Karsamstag. Oder Ostersamstag?
Gestern, am Karfreitag, haben wir uns tatsächlich ein bisschen bewegt: neben der Kirche den steilen Wiesenweg rauf Richtung Rothöhe, auf der anderen Seite wieder runter und schräg der Waldgrenze entlang zurück Richtung Kirche Oberburg. Knapp vier Kilometer und 140 Höhenmeter, wenn man meiner neuen Suunto glauben darf. Kühl war‘s, trotz der Sonne, aber halt bisig.
Heute schon wieder Bewegung. Diesmal per e-Bike, und zwar durchs Unterbergental nach Krauchthal und dort dann rauf auf den Hügel. Hintenrum durch Wälder und Wiesen zurück zum Ausgangsort, wo wir nach knapp einer Stunde wieder eintreffen.

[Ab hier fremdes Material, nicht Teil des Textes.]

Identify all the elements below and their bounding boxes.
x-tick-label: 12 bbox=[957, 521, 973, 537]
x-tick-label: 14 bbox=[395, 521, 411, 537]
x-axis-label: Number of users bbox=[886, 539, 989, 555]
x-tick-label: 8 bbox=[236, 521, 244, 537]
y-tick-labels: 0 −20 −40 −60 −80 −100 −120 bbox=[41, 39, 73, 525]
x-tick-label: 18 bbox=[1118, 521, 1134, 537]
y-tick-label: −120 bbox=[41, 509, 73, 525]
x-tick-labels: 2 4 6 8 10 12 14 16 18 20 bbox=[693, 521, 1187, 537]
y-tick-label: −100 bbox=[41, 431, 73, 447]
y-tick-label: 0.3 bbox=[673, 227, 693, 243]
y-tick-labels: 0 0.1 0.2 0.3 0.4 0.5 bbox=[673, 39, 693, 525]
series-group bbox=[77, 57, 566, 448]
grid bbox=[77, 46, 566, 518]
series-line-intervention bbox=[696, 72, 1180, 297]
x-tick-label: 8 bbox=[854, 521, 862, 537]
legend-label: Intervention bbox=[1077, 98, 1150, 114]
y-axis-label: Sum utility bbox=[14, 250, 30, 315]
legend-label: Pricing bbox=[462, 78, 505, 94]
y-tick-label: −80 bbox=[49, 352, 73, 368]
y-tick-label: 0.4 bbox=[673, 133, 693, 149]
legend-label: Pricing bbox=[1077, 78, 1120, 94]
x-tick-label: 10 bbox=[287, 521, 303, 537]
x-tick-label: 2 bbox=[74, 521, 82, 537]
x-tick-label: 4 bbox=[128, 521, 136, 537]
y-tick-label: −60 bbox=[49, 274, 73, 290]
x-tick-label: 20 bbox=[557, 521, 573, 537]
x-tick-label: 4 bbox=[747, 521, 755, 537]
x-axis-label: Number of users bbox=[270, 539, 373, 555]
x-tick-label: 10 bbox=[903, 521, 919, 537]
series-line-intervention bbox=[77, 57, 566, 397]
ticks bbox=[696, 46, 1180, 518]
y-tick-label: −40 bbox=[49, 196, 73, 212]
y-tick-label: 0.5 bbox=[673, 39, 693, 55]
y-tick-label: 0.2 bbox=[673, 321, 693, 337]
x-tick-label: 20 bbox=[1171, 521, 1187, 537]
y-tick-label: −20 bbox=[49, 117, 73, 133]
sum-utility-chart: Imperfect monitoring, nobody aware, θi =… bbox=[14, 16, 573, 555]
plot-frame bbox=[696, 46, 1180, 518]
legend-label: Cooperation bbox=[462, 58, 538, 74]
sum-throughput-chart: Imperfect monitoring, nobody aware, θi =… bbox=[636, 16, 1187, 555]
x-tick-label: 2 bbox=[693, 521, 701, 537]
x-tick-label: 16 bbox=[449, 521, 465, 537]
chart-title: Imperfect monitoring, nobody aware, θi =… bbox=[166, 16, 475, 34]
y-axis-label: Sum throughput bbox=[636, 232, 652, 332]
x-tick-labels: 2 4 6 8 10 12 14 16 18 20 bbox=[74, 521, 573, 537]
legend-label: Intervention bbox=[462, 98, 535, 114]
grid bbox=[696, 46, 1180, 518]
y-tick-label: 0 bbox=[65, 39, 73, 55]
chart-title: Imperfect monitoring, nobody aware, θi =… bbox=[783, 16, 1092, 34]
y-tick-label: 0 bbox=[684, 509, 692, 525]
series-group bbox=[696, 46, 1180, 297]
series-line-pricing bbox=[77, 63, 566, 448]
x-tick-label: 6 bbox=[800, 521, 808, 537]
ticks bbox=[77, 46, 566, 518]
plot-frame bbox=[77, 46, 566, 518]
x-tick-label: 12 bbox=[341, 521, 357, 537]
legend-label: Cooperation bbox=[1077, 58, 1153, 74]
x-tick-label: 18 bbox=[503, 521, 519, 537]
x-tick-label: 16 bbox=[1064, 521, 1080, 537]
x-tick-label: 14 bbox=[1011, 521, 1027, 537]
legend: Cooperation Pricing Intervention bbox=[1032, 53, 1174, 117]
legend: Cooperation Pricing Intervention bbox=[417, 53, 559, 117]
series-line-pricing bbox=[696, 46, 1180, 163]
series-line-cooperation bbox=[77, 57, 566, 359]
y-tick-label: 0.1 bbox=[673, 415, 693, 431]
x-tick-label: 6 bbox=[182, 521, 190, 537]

Es ist verdächtig warm. Deshalb nutzen wir die Gunst der Stunde und apérölen vor unserer Wohnungstüre. Ein bewährtes Vorgehen, wenn im Frühling die Abendsonne zur Apérozeit bereits hoch genug steht, aber auf der falschen Seite des Gebäudes.
Am Abend werfe ich dann den Grill an und Erika produziert Broccoli, Blumkohl und Rüebli im Steamer. Zusammen mit den superben Koteletts von Heinz schwelgen wir in einem kohlenhydratfreien Znacht bei feinem Rotwein und handkoloriertem Geld und Geist von Fränzu Schnyder.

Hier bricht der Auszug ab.